# Exercise 6
## Random numbers
*** 

### Questions
How can I generate random numbers, and what are they useful for?

### Objectives
<div class=obj>
<ol>
    <li>Draw random numbers.</li>
    <li>Use random numbers to generate probability distributions.</li>
    <li>Learn the basics of numerical error propagation</li>
</ol>
    
<ul>
Revise:
    <li>Plotting (histograms);</li>
    <li>Fitting regressions;</li>
    <li>Defining functions;</li>
    <li>If else statements;</li>
    <li>Data readin.</li>
</ul>
</div>

### Independent coding
Error propagation through magmatic crystallisation temperature estimates.

## 6.1 Generating randomness
***



Let's jump right in and generate a random number, using the `random` library (__[see here for details](https://docs.python.org/3/library/random.html#module-random)__).

In [None]:
import random as rand

#randint(a,b) will generate 
rand.randint(0,100)

Keep re-running the above cell, does the number change?

You might wonder how a computer is randomly generating a number.  In fact, computers are generally totally dertministic in their random number generation.  In this case, we are creating a list of numbers between 0 and 100, python is generating a pseudo-random number between 0.0 and 1.0 and using that to choose an element from our list.  The underlying random number is being chosen using the system time to 'seed' the draw between 0.0 and 1.0 - that is why if you keep running the cell you obtain a different number.  

Let's set the seed and see what happens.

In [None]:
#let's generate two bits of code to determine how random numbers are drawn

#1. repeat drawing but allowing the random seed to be drawn from the system time
print('test 1')
#explicitly set seed to empty, which defaults to system time
rand.seed()
for i in range(0,10):
    print(rand.randint(0,100))

#2. set random seed - why did I choose this number?
rand.seed(1209)

print('\ntest 2')
for i in range(0,10):
    print(rand.randint(0,100))

Run the above cell multiple times and you will see that the first set of numbers changes with every run.  However, the second set of numbers stays fixed.  In other words, if you know the seed (and random generator algorithm) that is being used to generate a set of random numbers, then the outcome is entirely deterministic.  This is the reason that Python's simple random package _should not_ be used for cryptographic purposes and that it calls its random numbers 'pseudo-random'. 

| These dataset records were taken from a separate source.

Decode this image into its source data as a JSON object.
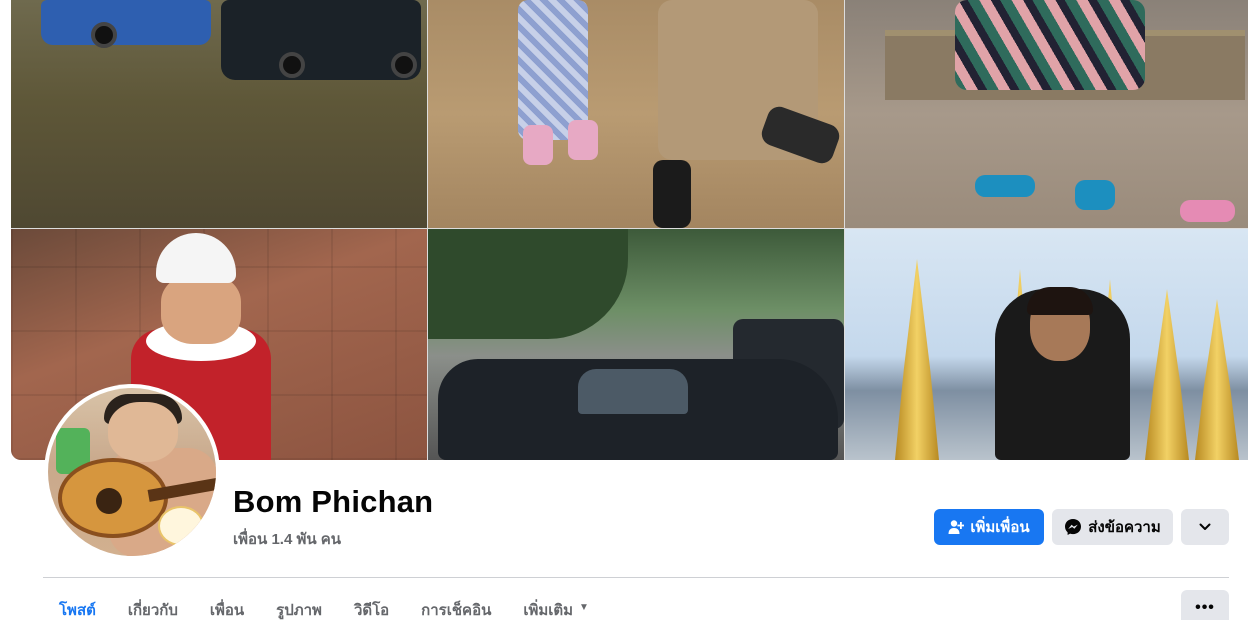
{
  "profile": {
    "name": "Bom Phichan",
    "friends_text": "เพื่อน 1.4 พัน คน"
  },
  "actions": {
    "add_friend_label": "เพิ่มเพื่อน",
    "add_friend_icon": "add-friend-icon",
    "message_label": "ส่งข้อความ",
    "message_icon": "messenger-icon",
    "more_icon": "chevron-down-icon"
  },
  "tabs": [
    {
      "label": "โพสต์",
      "active": true
    },
    {
      "label": "เกี่ยวกับ",
      "active": false
    },
    {
      "label": "เพื่อน",
      "active": false
    },
    {
      "label": "รูปภาพ",
      "active": false
    },
    {
      "label": "วิดีโอ",
      "active": false
    },
    {
      "label": "การเช็คอิน",
      "active": false
    },
    {
      "label": "เพิ่มเติม",
      "active": false,
      "has_dropdown": true
    }
  ],
  "tabs_more_icon": "more-dots-icon",
  "colors": {
    "primary": "#1877f2",
    "secondary_button": "#e4e6eb",
    "muted_text": "#65676b",
    "text": "#050505"
  }
}
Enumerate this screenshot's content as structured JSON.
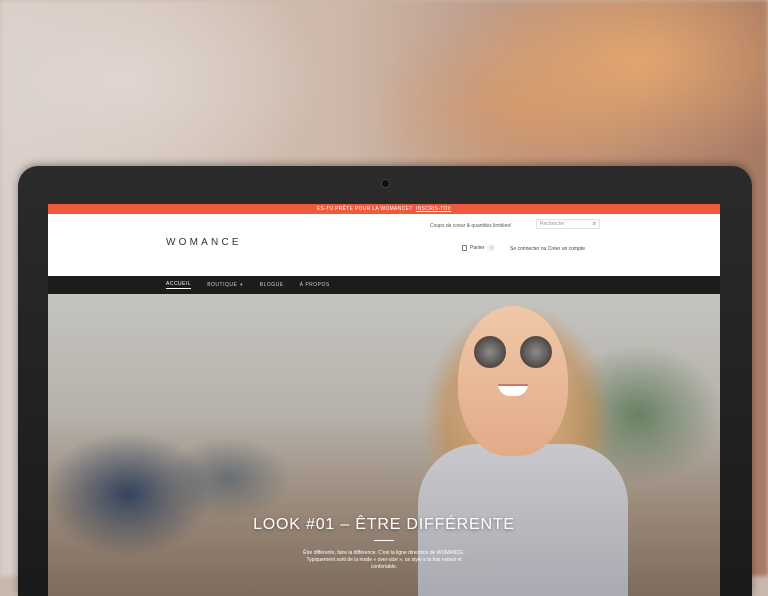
{
  "promo": {
    "text": "ES-TU PRÊTE POUR LA WOMANCE?",
    "link": "INSCRIS-TOI!"
  },
  "header": {
    "logo": "WOMANCE",
    "tagline": "Coups de coeur & quantités limitées!",
    "search_placeholder": "Recherche",
    "cart_label": "Panier",
    "cart_count": "0",
    "account_link": "Se connecter ou Créer un compte"
  },
  "nav": {
    "items": [
      {
        "label": "ACCUEIL"
      },
      {
        "label": "BOUTIQUE"
      },
      {
        "label": "BLOGUE"
      },
      {
        "label": "À PROPOS"
      }
    ]
  },
  "hero": {
    "title": "LOOK #01 – ÊTRE DIFFÉRENTE",
    "description": "Être différente, faire la différence. C'est la ligne directrice de WOMANCE. Typiquement sorti de la mode « over-size », ce style a la fois estival et confortable."
  },
  "colors": {
    "accent": "#f05a3c",
    "nav_bg": "#1c1c1c"
  }
}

Let's now look at plotting some of the results of our random number generator so we can see the __probability distribution__.

In [None]:
import numpy as np
import matplotlib.pyplot as plt

#to visiualise a distribution we are going to have to draw from the distribution repeatedly.
# Let's initially set the number of draws to 40
Ndraws = 40

#initialise numpy array of zeros
x = np.zeros(Ndraws)
for i in range(0,Ndraws):
    x[i] = rand.randint(0,100)
    
#now plot the results as a histogram, setting the bin width to 1 in the left hand histogram so it is clear which numbers have been randomly selected
# leaving the bin width as automatic (=10 bins) to get a better sense of the shape of the distribution in the right hand plot
fg, ax = plt.subplots(nrows=1, ncols=2)

ax[0].hist(x, bins=100);
ax[1].hist(x)

#label axes
for a in ax:
    a.set_xlabel('Number drawn')

#set width of sub plots 
fg.set_figwidth(10)
plt.tight_layout()

You can see that the distribution looks quite lumpy.  If you re-run it, you will frequently find certain numbers that have been picked twice and many numbers that have been picked 0 times. 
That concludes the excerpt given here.